He had taken her to dine at one of the French restaurants that garnish the side-streets of Broadway. He was aglow in the momentum of his self-freeing step. He had found his friend at first remarkably atune to the glad impulse in him.

They faced each other over the narrow little table. The unusual surroundings, the packed clamor of the guests, sharpened in each a sense of intimacy with the other. They drank the red wine that had been brought without their asking for it. Quincy was proud of the fresh firm girl that marked him off from the other men with their faded or drab or hectic women. And Clarice was proud, seeing in Quincy a man strong enough to run the race when its rhythm pleased him, without the engulfment that degraded all these other men—their slavish dress, and their inelastic hands and their stamped features.

She lifted her glass; its scarlet made her wrist a mere shred of white.

“Here’s to the new, old unbroken Quincy. May he have the strength he needs!”

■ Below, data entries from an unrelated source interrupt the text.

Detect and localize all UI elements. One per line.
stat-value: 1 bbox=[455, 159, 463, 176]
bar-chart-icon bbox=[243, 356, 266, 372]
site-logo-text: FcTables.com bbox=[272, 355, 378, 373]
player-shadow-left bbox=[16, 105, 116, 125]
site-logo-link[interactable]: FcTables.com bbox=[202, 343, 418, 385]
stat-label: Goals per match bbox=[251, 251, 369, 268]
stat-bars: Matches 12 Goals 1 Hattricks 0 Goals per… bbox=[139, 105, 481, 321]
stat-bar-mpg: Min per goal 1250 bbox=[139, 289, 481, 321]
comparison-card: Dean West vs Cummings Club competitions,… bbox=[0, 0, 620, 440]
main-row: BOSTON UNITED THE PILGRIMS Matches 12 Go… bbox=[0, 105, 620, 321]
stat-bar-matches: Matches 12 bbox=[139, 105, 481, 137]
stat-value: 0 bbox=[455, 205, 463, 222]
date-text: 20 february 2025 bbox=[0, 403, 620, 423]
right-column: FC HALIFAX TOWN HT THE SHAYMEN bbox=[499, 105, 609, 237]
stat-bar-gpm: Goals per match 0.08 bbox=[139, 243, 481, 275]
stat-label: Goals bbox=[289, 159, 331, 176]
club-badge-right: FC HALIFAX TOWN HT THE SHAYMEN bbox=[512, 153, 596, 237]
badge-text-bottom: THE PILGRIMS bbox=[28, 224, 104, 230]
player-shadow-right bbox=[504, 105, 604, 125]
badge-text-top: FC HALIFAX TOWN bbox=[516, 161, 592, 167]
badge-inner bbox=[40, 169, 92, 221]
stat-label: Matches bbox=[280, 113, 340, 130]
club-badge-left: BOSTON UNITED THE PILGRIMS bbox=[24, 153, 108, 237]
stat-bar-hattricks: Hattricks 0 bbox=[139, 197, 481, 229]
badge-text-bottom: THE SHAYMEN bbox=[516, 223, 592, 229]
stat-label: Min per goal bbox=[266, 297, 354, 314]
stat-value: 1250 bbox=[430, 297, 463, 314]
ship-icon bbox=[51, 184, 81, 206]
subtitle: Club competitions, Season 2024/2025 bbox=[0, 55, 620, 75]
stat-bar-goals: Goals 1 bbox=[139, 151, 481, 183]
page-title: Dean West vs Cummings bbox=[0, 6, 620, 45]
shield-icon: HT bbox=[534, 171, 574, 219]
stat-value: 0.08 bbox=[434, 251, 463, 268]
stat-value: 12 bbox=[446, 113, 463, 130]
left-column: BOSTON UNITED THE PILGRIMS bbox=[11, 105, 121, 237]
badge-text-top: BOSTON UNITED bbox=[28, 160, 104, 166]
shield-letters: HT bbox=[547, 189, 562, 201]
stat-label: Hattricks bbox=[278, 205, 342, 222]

The boy did not understand. As they clinked glasses:

“What do you mean?” he said.

“Are you so confident that you don’t feel the need even of a toast to hearten you?”

“What do you mean?” he could do no better than repeat.

She laughed and leaned back in her chair and poised him so.

“There is only one side of you—or is it depth?—that means anything to me, at all. One side only, that I will tolerate. I drank to that.”